France's Finance Minister Bruno Le Maire has proposed a global minimum price for the emission of greenhouse gases that are harmful to the climate. There is no point in the European Union (EU) CO2- Introduce prices when there are none elsewhere, he said on Friday at a meeting of finance ministers of the major industrial and commercial countries (G20) in Venice. Without a minimum price, which applies worldwide, there is a risk that emissions and thus industrial production will be relocated to cheaper foreign countries.
»A fair and efficient CO2Price should be a global CO2-Be the price, "said Le Maire. All G20 countries have planned to be climate neutral by 2050. Now it is a matter of finding the way and the means to achieve this goal. A commitment by all G20 countries for a CO2-Price could be a first step. "We need coordinated and drastic measures for the climate," said Le Maire.
So far, only 21,5 percent of CO is global2-Emissions are given prices, outside the EU it is usually a symbolic price. In Germany, a CO has been applied to the fossil fuels coal, heating oil, gas, petrol and diesel since the beginning of the year2-Price of 25 euros, which is to increase gradually to 2025 euros by 55.
Concern about competition of nations
Also vice chancellor Olaf Scholz has campaigned among the large industrial and trading countries for stronger global cooperation in climate policy. In many countries there is currently the debate about making the emission of climate-damaging greenhouse gases more expensive, said the SPD politician. "We are all pursuing the same goal." But that needs to be better coordinated internationally.

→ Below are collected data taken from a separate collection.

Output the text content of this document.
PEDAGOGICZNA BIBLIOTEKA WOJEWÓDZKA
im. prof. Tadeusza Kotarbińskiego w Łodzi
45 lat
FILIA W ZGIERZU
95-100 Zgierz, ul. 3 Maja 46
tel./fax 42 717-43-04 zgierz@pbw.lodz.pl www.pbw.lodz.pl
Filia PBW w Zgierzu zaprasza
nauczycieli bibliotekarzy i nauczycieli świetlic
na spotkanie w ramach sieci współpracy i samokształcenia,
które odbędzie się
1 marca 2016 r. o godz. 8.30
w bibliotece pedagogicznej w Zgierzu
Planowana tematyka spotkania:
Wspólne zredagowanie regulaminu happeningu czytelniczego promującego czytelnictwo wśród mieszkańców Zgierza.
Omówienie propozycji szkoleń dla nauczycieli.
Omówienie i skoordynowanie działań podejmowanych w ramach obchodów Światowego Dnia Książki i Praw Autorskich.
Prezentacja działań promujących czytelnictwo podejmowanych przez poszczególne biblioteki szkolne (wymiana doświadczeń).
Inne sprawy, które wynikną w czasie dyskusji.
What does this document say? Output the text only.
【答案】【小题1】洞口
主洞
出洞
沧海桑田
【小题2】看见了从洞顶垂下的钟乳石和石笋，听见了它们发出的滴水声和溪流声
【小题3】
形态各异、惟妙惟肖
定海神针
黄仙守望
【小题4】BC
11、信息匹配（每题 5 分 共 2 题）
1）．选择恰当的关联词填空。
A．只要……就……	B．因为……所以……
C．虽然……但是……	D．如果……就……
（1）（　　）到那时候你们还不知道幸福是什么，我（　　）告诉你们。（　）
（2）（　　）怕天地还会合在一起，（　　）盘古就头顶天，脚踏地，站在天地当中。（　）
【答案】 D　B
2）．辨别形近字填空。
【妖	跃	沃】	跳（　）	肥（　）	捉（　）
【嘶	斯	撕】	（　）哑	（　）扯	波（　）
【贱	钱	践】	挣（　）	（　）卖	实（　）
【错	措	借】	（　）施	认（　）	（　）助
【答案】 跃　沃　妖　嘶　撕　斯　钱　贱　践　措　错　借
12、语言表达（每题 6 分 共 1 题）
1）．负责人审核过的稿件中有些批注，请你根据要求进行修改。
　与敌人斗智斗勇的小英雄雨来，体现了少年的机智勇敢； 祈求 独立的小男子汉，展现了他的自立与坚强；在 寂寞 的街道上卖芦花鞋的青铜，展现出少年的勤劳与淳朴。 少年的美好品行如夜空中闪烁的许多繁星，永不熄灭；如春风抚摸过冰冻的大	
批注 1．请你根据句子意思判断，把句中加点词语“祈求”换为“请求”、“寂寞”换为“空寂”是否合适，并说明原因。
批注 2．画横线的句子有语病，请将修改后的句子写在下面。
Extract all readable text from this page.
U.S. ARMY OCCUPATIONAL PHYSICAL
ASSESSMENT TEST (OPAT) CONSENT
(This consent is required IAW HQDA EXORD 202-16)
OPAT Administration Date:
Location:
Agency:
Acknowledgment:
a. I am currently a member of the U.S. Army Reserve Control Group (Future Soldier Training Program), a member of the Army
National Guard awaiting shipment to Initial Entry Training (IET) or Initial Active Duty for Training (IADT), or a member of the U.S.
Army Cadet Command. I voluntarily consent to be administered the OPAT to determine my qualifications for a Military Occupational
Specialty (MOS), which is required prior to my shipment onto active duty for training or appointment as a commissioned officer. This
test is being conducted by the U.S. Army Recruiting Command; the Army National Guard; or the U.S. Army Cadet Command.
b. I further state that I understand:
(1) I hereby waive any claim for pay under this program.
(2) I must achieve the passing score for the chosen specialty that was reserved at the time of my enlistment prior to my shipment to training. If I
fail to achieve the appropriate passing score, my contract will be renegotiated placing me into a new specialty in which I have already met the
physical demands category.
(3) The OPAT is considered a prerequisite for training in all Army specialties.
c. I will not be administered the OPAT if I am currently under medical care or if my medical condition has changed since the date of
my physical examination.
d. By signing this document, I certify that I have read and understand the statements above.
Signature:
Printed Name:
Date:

By making diesel, petrol, heating oil and gas more expensive, citizens and industry should be encouraged to switch to more environmentally friendly alternatives. Scholz emphasized that the countries would have to pull together globally. There should not be competition between different nations, which are actually all facing the same problems. High CO2-Prices in a few countries contain the Risk of international environmental dumping, comparable to global tax competition, in which some countries advertise themselves with lower requirements.